Substantia nigra was hyperechogenic in 40% of SCA3 patients. In addition, pallidum (40%) and putamen (40%) but not the caudate exhibited hyperechogenicity. The most frequent alterations in TCS were found in the dentate nucleus (54%) and cerebellar white matter (54%). Hyperechogenicity was marked in at least one region in 53% of SCA3 subjects but in none of the healthy controls. Echogenicity in control individuals was mildly increased in cerebellar white matter (20%), dentate nucleus (9%) and substantia nigra (13%) but not in pallidum or putamen. Hyperechogenicity of the substantia nigra did not correlate with clinical signs of Parkinsonism in SCA3 patients.

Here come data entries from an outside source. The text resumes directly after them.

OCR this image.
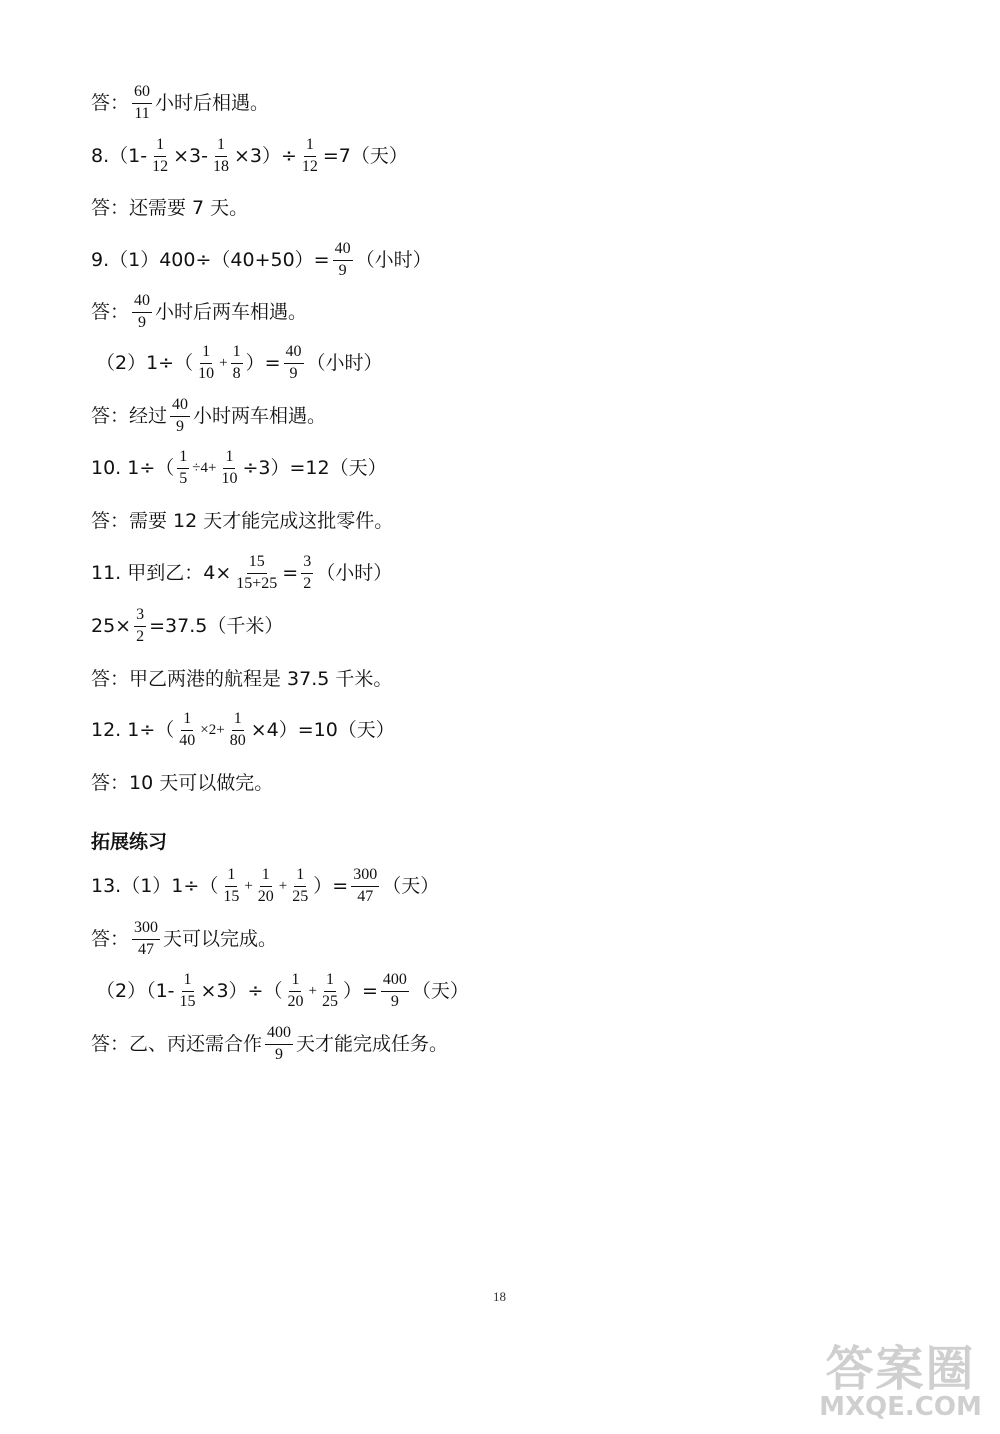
答： $\frac{60}{11}$ 小时后相遇。
$8.(1- \frac{1}{12} \times 3- \frac{1}{18} \times 3)\div \frac{1}{12} =7$（天）
答：还需要 7 天。
$9.(1)400\div(40+50)= \frac{40}{9}$ （小时）
答： $\frac{40}{9}$ 小时后两车相遇。
$(2)1\div( \frac{1}{10} + \frac{1}{8}$ ）= $\frac{40}{9}$ （小时）
答：经过 $\frac{40}{9}$ 小时两车相遇。
10. $1\div( \frac{1}{5} \div 4+ \frac{1}{10} \div 3)=12$（天）
答：需要 12 天才能完成这批零件。
11. 甲到乙：$4\times \frac{15}{15+25} = \frac{3}{2}$ （小时）
$25\times \frac{3}{2} =37.5$（千米）
答：甲乙两港的航程是 37.5 千米。
12. $1\div( \frac{1}{40} \times 2+ \frac{1}{80} \times 4)=10$（天）
答：10 天可以做完。
拓展练习
$13.(1)1\div( \frac{1}{15} + \frac{1}{20} + \frac{1}{25}$ ）= $\frac{300}{47}$ （天）
答： $\frac{300}{47}$ 天可以完成。
$(2)(1- \frac{1}{15} \times 3)\div( \frac{1}{20} + \frac{1}{25}$ ）= $\frac{400}{9}$ （天）
答：乙、丙还需合作 $\frac{400}{9}$ 天才能完成任务。
18
答案圈
MXQE.COM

We conclude that TCS is suitable to detect basal ganglia abnormalities in SCA3. The most striking finding was hyperechogenicity of pallidum and putamen which was not observed in control individuals. Signal alterations did not correspond well to clinical findings but are confirmed by autopsy studies and therefore most likely reflect distribution and morphology of the neurodegenerative process in vivo.